Ce qui s’est dit… le 12/09/2017

Le livre du nez Jean-Claude Ellena

Par Marie-Laure de Vienne

Jean-Claude Ellena et quelques jus masculins épicés.

Le livre du nez Jean-Claude Ellena me fait rebondir sur les derniers jus masculins qui m’ont séduite et l’ouverture du Printemps de la Beauté, un vrai havre pour les sens.

 

Un livre : « L’Écrivain d’odeurs » de JC Ellena

Jean-Claude Ellena est un grand nez, un très grand nez qui a marqué toute une époque. A travers ce livre autobiographique, on se rend compte qu’il est non seulement parfumeur mais aussi écrivain, un artiste artisan donc à part entière.

Avec justesse et humilité J.C. Ellena raconte son parcours, sa vie semée de succès commerciaux : First de Van Cleef & Arpels, Déclaration de Cartier, Eau de Campagne de Sisley, Eau Parfumée au Thé Vert de Bulgari, L’Eau d’Hiver pour Frédéric Malle, Bois d’iris pour The Different Company avant les belles réussites de Terre d’Hermès et Jardin en Méditerranée pour Hermès.

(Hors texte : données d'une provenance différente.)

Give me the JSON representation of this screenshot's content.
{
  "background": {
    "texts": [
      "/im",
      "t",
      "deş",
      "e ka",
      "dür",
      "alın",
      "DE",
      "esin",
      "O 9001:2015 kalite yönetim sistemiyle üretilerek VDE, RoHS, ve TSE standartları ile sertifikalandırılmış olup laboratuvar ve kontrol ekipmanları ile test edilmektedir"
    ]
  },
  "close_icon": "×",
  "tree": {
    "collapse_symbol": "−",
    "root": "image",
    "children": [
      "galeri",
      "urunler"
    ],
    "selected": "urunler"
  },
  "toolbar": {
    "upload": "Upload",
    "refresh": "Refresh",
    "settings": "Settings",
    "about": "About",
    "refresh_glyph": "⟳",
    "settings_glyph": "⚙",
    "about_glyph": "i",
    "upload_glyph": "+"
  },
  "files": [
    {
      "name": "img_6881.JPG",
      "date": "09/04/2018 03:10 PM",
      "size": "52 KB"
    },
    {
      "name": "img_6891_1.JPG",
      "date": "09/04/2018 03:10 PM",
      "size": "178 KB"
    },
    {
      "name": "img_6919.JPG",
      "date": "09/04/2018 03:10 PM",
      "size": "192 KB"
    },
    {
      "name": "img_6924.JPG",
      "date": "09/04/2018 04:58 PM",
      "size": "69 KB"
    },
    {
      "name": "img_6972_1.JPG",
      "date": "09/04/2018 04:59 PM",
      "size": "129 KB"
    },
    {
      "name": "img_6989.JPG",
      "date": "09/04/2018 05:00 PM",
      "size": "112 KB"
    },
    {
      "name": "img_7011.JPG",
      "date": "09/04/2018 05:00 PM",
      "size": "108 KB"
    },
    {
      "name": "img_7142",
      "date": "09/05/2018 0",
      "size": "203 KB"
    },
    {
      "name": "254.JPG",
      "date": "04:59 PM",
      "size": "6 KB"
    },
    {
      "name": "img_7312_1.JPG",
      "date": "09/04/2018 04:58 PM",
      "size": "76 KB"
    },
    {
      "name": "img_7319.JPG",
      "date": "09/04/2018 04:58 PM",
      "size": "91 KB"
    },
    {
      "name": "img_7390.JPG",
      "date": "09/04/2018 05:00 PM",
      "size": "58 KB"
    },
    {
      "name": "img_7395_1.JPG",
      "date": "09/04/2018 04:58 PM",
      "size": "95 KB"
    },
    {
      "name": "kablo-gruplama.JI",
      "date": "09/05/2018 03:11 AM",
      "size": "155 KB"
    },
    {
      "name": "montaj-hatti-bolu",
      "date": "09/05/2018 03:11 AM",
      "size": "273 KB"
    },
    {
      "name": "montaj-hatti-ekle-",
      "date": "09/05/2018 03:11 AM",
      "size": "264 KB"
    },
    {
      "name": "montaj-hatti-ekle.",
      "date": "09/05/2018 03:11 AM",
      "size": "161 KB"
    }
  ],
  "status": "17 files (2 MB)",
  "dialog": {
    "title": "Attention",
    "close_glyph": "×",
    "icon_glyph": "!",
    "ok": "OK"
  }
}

Mais si les pages se feuillètent comme un voyage autour de l’olfactif, le livre est surtout une interrogation : que signifie ‘être parfumeur’ ? C’est être à 100 % un créateur d’émotions. Mais Jean-Claude Ellena – avec peut-être une pointe de tristesse – constate que le microcosme de la parfumerie n’est plus celui des années 70. Aujourd’hui le parfum s’est banalisé et sous la pression américaine il est devenu un produit banal de consommation défini par le marketing et prisonnier de ce marketing. La créativité est bridée, de nouvelles voies olfactives doivent s’ouvrir avec une composition amoindrie en notes, des matières interdites d’utilisation.

Ce nez a grandement raison : il faut aujourd’hui répondre au plus grand nombre, satisfaire une offre spécifique de jeunes ados, d’hommes trentenaires citadins ou de femmes mûres. Le ‘briefing’ (mot jamais employé par Ellena) des grands groupes type Coty, L’Oreal, Interparfums, LVMH est maître d’œuvre de nos jours et ainsi s’envole une certaine liberté olfactive.

Heureusement est née une parfumerie de niche (néanmoins assez axée sur le marché oriental) ; heureusement quelques maisons s’offrent encore le luxe d’un nez exclusif ; heureusement quelques parfumeurs préservent ou reprennent leur liberté (Jean-Michel Duriez) mais pour combien de temps ? (Maison Francis Kurkdjian vient d’intégrer le portefeuille de marques de LVMH).

Jean-Claude Ellena a quitté Hermès en laissant sa place à un autre grand nez, Christine Nagel. La célèbre maroquinerie du faubourg St Honoré a donc de beaux jours olfactifs devant elle avec une jeune femme aux talents immenses.